Me entero en El País que la escritora colombiana Consuelo Triviño Anzola ha publicado una novela histórica titulada La semilla de la ira cuyo personaje eje es José María Vargas Vila. Para quienes no lo conocen (yo mismo apenas lo ubico), Vargas Vila nació en Bogotá hacia 1860 y murió en Barcelona hacia 1933. Como escritor se caracterizó por una productividad irrefrenable de novelas, poemas, cuentos, obras de historia y política, todos con estilo empalagosamente modernista y torrencial. Pasó a la historia por eso, precisamente: fue uno de los primeros escritores latinoamericanos en encarnar, tal y como la entendemos hoy, la figura del autor bestselleresco. Sólo tengo un libro de él, una primera edición que me regaló hace como dos años mi amigo Héctor Astorga Zavala: Políticas é (sic) históricas (páginas escogidas), publicada en 1912 en París; un dato no menor: la primera página del libro está ornada con la firma de Nazario Ortiz Garza, ex gobernador de Coahuila.
El comentario sobre La semilla de la ira lo hace Dasso Saldívar, quien en 2006 publicó Gabriel García Márquez, el viaje a la semilla. Saldívar aprovecha el viaje para comentar lo que a su juicio debe ser una novela histórica. El tema me interesa desde hace mucho, por eso me retuvo, y más ahora, época en la que por celebraciones patrióticas se da una epidemia de novelas históricas de todos los pelajes.
Apunta Saldívar: “La atmósfera de profunda verdad que se respira en las páginas de La semilla de la ira, la novela que Consuelo Triviño Anzola publicó hace dos años sobre la vida y la época de José María Vargas Vila, me ha llevado a retomar mi viejo pleito con la novela histórica: ¿qué es lo que hace que las obras de este subgénero nos resulten verdaderas o falsas?

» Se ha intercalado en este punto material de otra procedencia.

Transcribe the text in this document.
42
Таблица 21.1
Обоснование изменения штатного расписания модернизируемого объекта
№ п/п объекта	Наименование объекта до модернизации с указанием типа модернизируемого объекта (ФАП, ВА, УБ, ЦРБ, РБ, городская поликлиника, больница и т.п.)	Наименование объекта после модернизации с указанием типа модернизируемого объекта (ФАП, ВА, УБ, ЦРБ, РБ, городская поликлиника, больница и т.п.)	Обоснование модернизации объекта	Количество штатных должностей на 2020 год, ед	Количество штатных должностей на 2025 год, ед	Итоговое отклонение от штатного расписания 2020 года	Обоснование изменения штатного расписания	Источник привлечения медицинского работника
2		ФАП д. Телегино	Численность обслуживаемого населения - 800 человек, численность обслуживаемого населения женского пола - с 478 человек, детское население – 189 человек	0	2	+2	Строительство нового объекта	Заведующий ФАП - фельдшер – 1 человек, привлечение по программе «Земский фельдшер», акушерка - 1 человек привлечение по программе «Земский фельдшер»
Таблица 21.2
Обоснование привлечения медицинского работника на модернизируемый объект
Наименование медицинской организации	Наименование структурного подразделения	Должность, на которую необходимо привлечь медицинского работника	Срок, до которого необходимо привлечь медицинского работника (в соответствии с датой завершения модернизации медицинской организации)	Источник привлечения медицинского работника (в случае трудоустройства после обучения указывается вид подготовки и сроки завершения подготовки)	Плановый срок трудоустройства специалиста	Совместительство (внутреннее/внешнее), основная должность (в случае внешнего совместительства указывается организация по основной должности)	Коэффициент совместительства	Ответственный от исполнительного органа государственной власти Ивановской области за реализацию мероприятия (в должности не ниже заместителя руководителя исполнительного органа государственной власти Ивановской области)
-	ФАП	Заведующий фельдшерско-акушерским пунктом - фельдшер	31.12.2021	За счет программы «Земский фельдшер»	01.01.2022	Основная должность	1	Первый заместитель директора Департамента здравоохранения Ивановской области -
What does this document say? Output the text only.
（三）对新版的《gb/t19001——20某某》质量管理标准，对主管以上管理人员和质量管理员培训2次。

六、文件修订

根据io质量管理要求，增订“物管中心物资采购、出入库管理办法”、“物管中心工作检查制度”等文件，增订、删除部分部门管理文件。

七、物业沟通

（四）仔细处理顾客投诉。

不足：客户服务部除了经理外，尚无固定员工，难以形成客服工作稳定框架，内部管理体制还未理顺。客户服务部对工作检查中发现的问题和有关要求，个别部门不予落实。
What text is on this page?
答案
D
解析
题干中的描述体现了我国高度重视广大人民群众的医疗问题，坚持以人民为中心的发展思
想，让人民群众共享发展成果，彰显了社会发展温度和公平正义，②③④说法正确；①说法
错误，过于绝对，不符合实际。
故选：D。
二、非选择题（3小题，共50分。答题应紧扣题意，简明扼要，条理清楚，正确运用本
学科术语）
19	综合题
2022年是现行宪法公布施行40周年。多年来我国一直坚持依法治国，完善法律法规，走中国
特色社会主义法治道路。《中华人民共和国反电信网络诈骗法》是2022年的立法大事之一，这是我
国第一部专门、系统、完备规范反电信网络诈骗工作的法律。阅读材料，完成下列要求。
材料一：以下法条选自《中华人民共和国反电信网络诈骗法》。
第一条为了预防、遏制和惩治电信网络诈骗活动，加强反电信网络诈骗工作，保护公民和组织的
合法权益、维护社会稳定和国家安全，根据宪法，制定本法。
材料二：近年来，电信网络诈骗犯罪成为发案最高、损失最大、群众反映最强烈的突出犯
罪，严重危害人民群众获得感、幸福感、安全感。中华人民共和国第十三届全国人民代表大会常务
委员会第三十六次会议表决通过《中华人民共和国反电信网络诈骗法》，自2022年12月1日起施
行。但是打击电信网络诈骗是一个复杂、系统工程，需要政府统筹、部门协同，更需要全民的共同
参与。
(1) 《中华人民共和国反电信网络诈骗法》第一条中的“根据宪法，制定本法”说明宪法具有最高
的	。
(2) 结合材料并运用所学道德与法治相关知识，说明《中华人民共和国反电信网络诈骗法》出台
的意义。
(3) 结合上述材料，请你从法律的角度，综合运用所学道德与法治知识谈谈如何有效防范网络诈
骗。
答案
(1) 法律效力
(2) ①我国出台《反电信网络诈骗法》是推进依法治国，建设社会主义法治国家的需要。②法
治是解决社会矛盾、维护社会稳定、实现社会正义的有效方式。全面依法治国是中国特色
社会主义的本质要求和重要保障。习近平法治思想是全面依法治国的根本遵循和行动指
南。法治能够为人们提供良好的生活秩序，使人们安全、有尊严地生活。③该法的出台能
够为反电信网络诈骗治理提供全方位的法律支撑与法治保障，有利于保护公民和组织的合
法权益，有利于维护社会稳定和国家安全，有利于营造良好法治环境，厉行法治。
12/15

Porque me parece que no depende sólo de la experiencia y el talento literarios, o de que el escritor se ciña o no a la verdad histórica, pues la novela no compite con la verdad de la Historia o de la ciencia. Pocas veces me suele atrapar pues este tipo de novelas, especialmente las que se fabrican en nuestro tiempo, pero cuando me han convencido, he quedado subyugado por el poder de convicción del relato, como me ha ocurrido recientemente con La semilla de la ira y antes con Yo, Claudio, Los idus de marzo, Memorias de Adriano, Yo, el supremo, El general en su laberinto, y, por supuesto, la más grande de todas, Guerra y paz”.
En efecto, la novela dizque histórica no compite con la escritura de la historia; es otro su objetivo, estético y no científico. Pese a ello, es necesario que contemple un imperativo: el de ser creíble. Así lo explica Saldívar: “Desde luego, la verosimilitud es el logro imprescindible para que toda novela pueda convencernos de su verdad, y ha de encarnarse en un tono, un estilo, un punto de vista y un determinado manejo del tiempo. Pero para que creamos en la verdad intrínseca de la novela histórica, que en resumidas cuentas es la visión y la emoción del escritor, tiene que haber algo fundamental y previo a todo tecnicismo, a toda literatura, y es la paciencia y la capacidad del autor para convertir la Historia y sus personajes en vivencia propia, en experiencia autobiográfica, en memoria y olvido, como quería Rilke. Sólo entonces desde ese yo, que ha asumido vicariamente otro ser, otra época y otra cultura, y sólo desde ahí, es desde donde surge el aura de lo verdadero en toda novela histórica auténtica. Por el contrario, y aunque el rigor histórico y la maestría literaria asistan al escritor, la obra puede sonarnos falsa o, cuando menos, llenarnos de dudas. De modo que así como no hay novela de verdad sin poesía, se puede afirmar que no hay novela histórica verdadera sin experiencia autobiográfica, sin asunción íntima del personaje, de su época y de su cultura, como ocurre en la vida misma”.
No sé hasta dónde sea necesario que el autor “experimente” esa vida vicaria para que luego su obra sea verosímil. Tengo la sospecha de que, para empezar, no hay una novela histórica uniforme, y que además no basta contar algo ocurrido en el pasado (lo que dicen los libros o documentos que ocurrió en el pasado, lo que de entrada es apelar a un relato para hacer otro relato) para que el adjetivo “histórica” le cuadre a una novela. En cualquier caso, lo fundamental, el corazón, está siempre en eso que Saldívar enfatiza: más que cualquier otro tipo de novela, la histórica debe envolvernos con una sábana de verosimilitud. Si no lo hace, habrá fracasado, narre o no muchos retazos de un pasado que “realmente” hayan ocurrido.